Tom Gelb

Field Editor

Tom started fishing seriously in 1949 when he was “adopted” by one of his grade school teachers, Joe Cannon. He cut his teeth on bluegills and bass using a 7 1/2-foot South Bend bamboo fly rod. He caught his first Musky in Vilas County on opening weekend in 1952. The 35-inch “monster” hit a golden shiner cast on a Heddon Stanley weedless hook. He immediately became addicted and continued his musky hunting, guiding out of Manitowish Waters during the summers of 1954, 1955 and 1956 while attending college at Michigan Tech, where he graduated in 1957.

He moved to Milwaukee and started work at Harley-Davidson as a process engineer in 1960. He held many positions in his 37 years with the motor company including Senior Vice President of Operations, retiring in 1997. While at Harley, he received a number of awards including AMF’s Moorhead Patterson Highest Merit Award, Michigan Technological University’s Board of Control Silver Metal and the Society of Manufacturing Engineers Donald Burnham Manufacturing Management award. In 1989 he was selected as the Manufacturing Executive on Business Months First Annual Management Dream Team.

Fishing took a partial back seat for Tom from 1966 to 1969 when he was consumed with motor racing. In 1968 he won the SCAA   Formula C championship in his Brabham/Ford with a perfect winning record. During this period he held lap records on four Midwest race tracks, including a class lap record at Road America that stood for a number of years. He served on a number of boards including the Board of the Michigan Tech Fund, the board of the Society of Manufacturing Engineers and is presently the board chairman for the Lake Superior National Park Foundation.

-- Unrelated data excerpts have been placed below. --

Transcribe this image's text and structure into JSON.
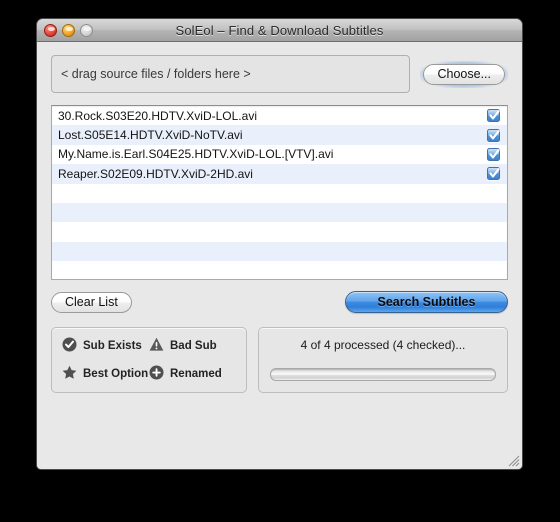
{
  "window": {
    "title": "SolEol – Find & Download Subtitles",
    "controls": {
      "close": "close-button",
      "minimize": "minimize-button",
      "zoom": "zoom-button"
    }
  },
  "source": {
    "dropzone_text": "< drag source files / folders here >",
    "choose_label": "Choose..."
  },
  "file_list": {
    "rows": [
      {
        "name": "30.Rock.S03E20.HDTV.XviD-LOL.avi",
        "checked": true
      },
      {
        "name": "Lost.S05E14.HDTV.XviD-NoTV.avi",
        "checked": true
      },
      {
        "name": "My.Name.is.Earl.S04E25.HDTV.XviD-LOL.[VTV].avi",
        "checked": true
      },
      {
        "name": "Reaper.S02E09.HDTV.XviD-2HD.avi",
        "checked": true
      }
    ],
    "empty_row_count": 5
  },
  "actions": {
    "clear_label": "Clear List",
    "search_label": "Search Subtitles"
  },
  "legend": {
    "items": [
      {
        "icon": "check-circle-icon",
        "label": "Sub Exists"
      },
      {
        "icon": "warning-triangle-icon",
        "label": "Bad Sub"
      },
      {
        "icon": "star-icon",
        "label": "Best Option"
      },
      {
        "icon": "plus-circle-icon",
        "label": "Renamed"
      }
    ]
  },
  "status": {
    "text": "4 of 4 processed (4 checked)...",
    "progress_percent": 0
  },
  "colors": {
    "accent_blue": "#3d8ae2",
    "row_alt": "#eaf0fb",
    "window_bg": "#e8e8e8",
    "close_red": "#e8463a",
    "minimize_yellow": "#f6a425"
  }
}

Tom continued his musky fishing in Vilas County through all his years with Harley. He has also fished Lake of the Woods for the past 25 years and has a long-term relationship with Lake Superior starting in the early 1950s continuing through the present. Throughout the summer he keeps a boat at the Ontonagon marina where he spends time on the Big Lake on days when the muskies are not cooperating. He now resides in Vilas County where he has concentrated on row trolling for the past 20 years. Since he retired in 1997, his blue Kuehl row boat can be seen regularly on many northern Wisconsin waters from opening weekend until the water turns hard in November.
Tom has been a field editor for Musky Hunter Magazine since its founding and a Muskies, Inc member since the late 1970s when he first started releasing muskies. His last kept fish was in 1982 until November 30, 2006 when he kept a 53×28 1/2-inch, verified 51-pound 2-ounce monster on the last day of the Wisconsin musky season.
Throughout his life his forté has been innovation. His motto, which he says works both ways is: “If you always do what you’ve always done, you always get what you’ve always got.”